In contrast, author has introduced the family of reduced hypercube (RH) interconnection networks that

have smaller VLSI complexity than hypercubes with the same number of processors. RHs are produced

from regular hypercubes by a uniform reduction in the number of channels for each node [15].

Extensive comparison of RH interconnection networks with conventional hypercubes of the same size

has proven that they achieve comparable performance. It has been also shown that any RH can simulate

simultaneously in an optimal manner several popular cube-connected cycles interconnection networks.

Additionally, techniques have been developed for the efficient embedding of linear arrays,

multidimensional meshes, and binary trees into RHs. Finally, generalized reduced hypercube

interconnection networks have been introduced for even more versatility.

I have described opinion about most popular interconnection network till 1994 year. I will present

comparisons from 1994 till nowadays in the next subchapter.

3.1. In the scientific publications after 1994 till nowadays

The article [16] compares and evaluates the multicast performance of two System-Area Networks

(SANs), Dolphin’s Scalable Coherent Interface (SCI) and Myricom’s Myrinet. Both networks deliver

low latency and high bandwidth to applications, but do not support multicast in hardware. Authors

compared SCI and Myrinet in terms of their user level performance using various software-based

multicast algorithms under various networking and multicasting scenarios. The recent Dolphin SCI

networks are capable of achieving low latencies (smaller than 2µs) and high throughputs (5.3 Gbps

peak link throughput) over point-to-point links with cut-through switching. SCI architecture is

presented on the Picture 2. Using the unidirectional ringlets as a basic block, it is possible to obtain a

large variety of topologies, such as counter-rotating rings and unidirectional and bidirectional torus

[16].

Picture 2. Architectural block diagram of SCI NIC (2D) [16].

Myrinet provides low latencies (as low as about 6µs) and high data rates (up to 2.0 Gbps). Picture 3

shows the architectural block diagram of a PCI-based Myrinet NIC.

11

Picture 3. Architectural block diagram of Myrinet NIC [16].
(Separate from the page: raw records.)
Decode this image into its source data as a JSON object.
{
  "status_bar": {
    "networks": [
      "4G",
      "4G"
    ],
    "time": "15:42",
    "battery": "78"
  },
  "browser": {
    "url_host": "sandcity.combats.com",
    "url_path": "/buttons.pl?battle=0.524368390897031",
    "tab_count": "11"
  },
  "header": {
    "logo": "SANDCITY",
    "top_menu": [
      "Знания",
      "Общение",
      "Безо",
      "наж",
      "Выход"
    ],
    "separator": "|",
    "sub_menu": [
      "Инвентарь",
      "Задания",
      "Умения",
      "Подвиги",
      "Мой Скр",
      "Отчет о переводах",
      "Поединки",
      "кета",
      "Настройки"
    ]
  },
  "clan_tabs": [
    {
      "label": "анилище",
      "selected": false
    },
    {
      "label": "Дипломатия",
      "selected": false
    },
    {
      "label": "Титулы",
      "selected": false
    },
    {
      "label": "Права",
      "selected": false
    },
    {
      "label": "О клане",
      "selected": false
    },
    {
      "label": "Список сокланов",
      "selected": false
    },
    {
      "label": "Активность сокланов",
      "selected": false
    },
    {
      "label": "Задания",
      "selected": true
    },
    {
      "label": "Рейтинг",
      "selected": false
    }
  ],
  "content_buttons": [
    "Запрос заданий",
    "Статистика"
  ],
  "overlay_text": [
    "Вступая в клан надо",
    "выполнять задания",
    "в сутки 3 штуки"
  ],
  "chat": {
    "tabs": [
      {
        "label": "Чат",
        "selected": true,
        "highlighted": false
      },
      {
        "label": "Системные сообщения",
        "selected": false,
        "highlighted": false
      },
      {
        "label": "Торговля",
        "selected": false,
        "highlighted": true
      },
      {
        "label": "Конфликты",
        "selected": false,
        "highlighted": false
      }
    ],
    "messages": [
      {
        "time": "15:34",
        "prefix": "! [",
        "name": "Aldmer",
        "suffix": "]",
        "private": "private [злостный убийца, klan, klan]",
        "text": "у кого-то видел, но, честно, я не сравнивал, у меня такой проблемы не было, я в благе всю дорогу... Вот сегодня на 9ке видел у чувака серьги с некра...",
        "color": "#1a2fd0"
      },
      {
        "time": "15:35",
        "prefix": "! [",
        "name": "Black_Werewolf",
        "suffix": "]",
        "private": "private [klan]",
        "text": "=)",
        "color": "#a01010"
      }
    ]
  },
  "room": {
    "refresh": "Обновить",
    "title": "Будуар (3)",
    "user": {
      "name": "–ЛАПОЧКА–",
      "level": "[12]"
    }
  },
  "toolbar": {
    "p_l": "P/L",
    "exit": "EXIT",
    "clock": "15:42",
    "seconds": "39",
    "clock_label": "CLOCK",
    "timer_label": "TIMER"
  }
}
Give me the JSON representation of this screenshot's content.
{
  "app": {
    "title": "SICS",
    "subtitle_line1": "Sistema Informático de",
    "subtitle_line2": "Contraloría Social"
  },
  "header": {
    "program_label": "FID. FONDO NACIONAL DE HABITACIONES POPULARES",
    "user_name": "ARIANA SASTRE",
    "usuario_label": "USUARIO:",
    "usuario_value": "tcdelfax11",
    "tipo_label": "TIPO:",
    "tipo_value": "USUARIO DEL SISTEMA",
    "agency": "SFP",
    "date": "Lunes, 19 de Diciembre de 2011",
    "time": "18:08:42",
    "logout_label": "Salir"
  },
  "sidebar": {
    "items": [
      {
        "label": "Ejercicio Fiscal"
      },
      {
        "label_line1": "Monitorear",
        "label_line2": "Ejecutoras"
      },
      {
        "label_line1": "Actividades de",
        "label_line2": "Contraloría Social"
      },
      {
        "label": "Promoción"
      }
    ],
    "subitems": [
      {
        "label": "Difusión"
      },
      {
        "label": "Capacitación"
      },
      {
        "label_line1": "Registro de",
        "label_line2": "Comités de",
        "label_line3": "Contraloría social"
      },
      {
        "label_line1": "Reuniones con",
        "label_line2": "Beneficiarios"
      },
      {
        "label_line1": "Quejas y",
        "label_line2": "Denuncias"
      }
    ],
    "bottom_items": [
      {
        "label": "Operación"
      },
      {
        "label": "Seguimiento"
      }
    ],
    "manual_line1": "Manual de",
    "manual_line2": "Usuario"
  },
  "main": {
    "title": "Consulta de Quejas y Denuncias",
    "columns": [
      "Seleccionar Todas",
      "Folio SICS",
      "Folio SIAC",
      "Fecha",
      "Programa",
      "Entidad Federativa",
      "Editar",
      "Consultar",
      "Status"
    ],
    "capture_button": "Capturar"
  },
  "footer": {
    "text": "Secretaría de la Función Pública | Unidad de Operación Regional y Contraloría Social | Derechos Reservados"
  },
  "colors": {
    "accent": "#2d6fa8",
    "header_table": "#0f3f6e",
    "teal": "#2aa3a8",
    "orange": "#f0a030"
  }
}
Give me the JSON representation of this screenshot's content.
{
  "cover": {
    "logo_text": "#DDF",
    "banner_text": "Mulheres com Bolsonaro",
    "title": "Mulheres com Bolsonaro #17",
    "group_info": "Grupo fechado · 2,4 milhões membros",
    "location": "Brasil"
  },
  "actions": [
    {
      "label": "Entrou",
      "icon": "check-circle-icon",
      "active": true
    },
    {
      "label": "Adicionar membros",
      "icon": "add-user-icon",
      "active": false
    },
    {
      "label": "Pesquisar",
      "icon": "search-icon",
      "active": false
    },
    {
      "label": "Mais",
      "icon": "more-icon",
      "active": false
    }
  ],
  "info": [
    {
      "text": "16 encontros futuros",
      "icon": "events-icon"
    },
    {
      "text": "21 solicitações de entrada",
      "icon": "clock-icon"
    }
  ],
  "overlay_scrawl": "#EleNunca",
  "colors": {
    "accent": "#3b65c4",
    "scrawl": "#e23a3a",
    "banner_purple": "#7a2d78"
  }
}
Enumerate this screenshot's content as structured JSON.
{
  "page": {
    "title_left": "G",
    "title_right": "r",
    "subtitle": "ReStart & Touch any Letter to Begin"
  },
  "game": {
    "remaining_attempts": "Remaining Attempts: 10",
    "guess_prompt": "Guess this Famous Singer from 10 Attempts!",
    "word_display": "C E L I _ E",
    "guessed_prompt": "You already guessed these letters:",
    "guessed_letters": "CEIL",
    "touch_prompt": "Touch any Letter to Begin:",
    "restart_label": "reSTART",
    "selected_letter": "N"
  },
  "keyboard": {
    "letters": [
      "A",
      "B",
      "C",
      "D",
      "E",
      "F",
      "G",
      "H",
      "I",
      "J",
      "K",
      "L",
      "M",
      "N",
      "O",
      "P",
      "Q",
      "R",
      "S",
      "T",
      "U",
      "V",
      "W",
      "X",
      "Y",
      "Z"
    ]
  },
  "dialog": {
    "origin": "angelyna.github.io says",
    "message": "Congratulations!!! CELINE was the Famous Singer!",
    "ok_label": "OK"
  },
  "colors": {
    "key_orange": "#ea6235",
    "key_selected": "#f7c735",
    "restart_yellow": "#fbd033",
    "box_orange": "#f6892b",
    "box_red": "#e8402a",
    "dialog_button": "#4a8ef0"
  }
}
For the Dolphin SCI experiments, Dolphin PCI-64/66/D330 SCI NICs with 5.3 Gb/s link speed are

used along with Scali’s SSP (Scali Software Platform) 3.0.1 communication software. The nodes are

interconnected to form a 4x4 unidirectional 2D torus using 2m cables. The Myrinet experiments are

performed using M2L-PCI64A-2 Myrinet NICs with a 1.28 Gb/s link speed along with Myricom’s

GM-1.6.4 communication software. The nodes are interconnected to form a 16-node star network using

16 3m Myrinet LAN cables and a 16-port Myrinet switch for the Myrinet experiments [16].

The result is shown on the Picture 4.

12

Picture 4. Large-message multicast completion latency.

The conclusion of the article is that the analysis of most widely deployed interconnects for cluster

computing takes different results. For example the SCI separate addressing algorithm is found to be the

best choice for small-message. For large messages, Dolphin’s SCI has a clear advantage compared to

Myricom’s Myrinet (i.e. 5.3 Gb/s of SCI vs. 1.28 Gb/s of Myrinet used in this experiment). Although

the newest Myrinet hardware features higher data rates (for example 2.0 Gb/s) than tested, these rates

are still significantly lower than SCI.

The article [17] also compared SCI and Myrinet. In their study, they concluded that, in terms of their

performance and robustness analyses, Myrinet is a better choice compared to SCI.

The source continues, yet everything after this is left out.